Campagne de diffamation : le BCEIP dénonce des accusations mensongères contre le président Mamadi Doumbouya

Campagne de diffamation : le BCEIP dénonce des accusations mensongères contre le président Mamadi Doumbouya

13 novembre 2025 Non Par LA RÉDACTION

Une vidéo virale publiée sur la page Facebook « Destiny Nigeria Camara » a récemment semé la controverse. On y voit un homme se présentant comme le porte-parole des anciens travailleurs de MOTA ENGIL, une société sous-traitante de Rio Tinto, accuser le Groupe BCEIP d’avoir abandonné plusieurs employés à Beyla, dans le sud de la Guinée. Selon lui, cette situation viserait à inciter ces travailleurs à se soulever contre le pouvoir en place.

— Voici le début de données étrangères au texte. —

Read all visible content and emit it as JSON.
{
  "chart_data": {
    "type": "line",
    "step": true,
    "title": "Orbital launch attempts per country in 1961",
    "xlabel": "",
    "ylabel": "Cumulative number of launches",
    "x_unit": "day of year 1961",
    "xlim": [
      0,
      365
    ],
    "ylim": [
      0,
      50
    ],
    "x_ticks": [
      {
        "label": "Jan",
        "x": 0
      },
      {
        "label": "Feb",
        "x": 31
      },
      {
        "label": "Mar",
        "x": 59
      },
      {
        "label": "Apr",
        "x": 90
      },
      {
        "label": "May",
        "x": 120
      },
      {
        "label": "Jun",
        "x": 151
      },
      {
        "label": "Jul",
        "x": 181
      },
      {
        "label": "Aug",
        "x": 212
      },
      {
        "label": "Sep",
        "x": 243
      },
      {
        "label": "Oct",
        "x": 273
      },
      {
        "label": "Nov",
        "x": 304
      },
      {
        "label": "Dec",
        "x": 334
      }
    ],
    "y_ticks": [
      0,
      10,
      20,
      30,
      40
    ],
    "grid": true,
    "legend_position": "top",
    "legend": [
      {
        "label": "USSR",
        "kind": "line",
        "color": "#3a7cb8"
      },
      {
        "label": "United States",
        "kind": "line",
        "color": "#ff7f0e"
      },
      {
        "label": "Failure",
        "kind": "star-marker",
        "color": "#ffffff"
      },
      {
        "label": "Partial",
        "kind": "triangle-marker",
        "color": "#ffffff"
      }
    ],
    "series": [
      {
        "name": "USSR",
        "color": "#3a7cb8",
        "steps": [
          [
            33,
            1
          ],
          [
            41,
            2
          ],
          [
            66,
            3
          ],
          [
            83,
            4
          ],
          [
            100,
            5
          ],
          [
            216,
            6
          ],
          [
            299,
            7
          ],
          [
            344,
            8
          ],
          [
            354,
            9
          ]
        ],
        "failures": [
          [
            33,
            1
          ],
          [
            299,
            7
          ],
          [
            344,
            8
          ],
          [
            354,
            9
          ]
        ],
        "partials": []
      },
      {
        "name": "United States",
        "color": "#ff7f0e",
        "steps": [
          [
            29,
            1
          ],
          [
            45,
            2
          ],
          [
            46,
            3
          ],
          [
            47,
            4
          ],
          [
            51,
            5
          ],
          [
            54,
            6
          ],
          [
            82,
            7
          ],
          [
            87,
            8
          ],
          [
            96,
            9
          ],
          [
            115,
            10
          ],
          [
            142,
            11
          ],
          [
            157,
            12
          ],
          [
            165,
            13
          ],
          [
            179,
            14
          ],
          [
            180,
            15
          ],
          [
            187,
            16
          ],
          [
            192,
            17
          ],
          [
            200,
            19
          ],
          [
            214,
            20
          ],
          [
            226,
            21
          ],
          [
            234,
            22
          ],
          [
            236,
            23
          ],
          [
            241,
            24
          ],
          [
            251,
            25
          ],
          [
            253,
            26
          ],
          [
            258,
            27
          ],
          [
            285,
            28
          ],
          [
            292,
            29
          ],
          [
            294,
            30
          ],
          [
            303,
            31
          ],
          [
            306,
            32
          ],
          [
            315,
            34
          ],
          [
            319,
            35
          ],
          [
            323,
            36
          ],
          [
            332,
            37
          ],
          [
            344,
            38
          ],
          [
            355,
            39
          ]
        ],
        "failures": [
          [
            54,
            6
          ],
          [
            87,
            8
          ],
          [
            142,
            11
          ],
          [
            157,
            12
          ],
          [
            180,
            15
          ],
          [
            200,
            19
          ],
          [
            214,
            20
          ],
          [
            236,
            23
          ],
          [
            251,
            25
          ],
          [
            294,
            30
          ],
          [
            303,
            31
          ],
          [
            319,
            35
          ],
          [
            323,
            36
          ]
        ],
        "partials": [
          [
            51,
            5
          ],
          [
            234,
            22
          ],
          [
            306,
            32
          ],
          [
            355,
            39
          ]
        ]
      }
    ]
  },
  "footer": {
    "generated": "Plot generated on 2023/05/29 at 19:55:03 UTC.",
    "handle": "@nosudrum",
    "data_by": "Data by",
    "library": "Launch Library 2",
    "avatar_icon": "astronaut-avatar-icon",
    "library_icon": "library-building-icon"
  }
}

Interrogé ce mercredi 12 novembre, Elhadj Mansa Moussa Sidibé, PDG du Groupe BCEIP et ancien ministre de la Pêche, a fermement rejeté ces accusations qu’il qualifie de campagne de diffamation. Il affirme que son entreprise, créée en 1996, a toujours œuvré dans l’intérêt de l’État et du développement national.

« Nous n’avons jamais créé le BCEIP pour nous enrichir. Regardez autour de vous, tous les responsables ont leurs propres véhicules. Moi-même, en 25 ans comme inspecteur général du travail et même en tant que ministre, j’ai toujours acheté mes véhicules. Nous travaillons pour offrir des opportunités aux jeunes, pas pour les exploiter », a-t-il déclaré avec émotion.

Le patron du BCEIP a tenu à rappeler les efforts de son entreprise en faveur de l’emploi et de l’autonomisation de la jeunesse. Selon lui, ces accusations visent à ternir une réputation bâtie sur des décennies de service et de loyauté envers la Guinée.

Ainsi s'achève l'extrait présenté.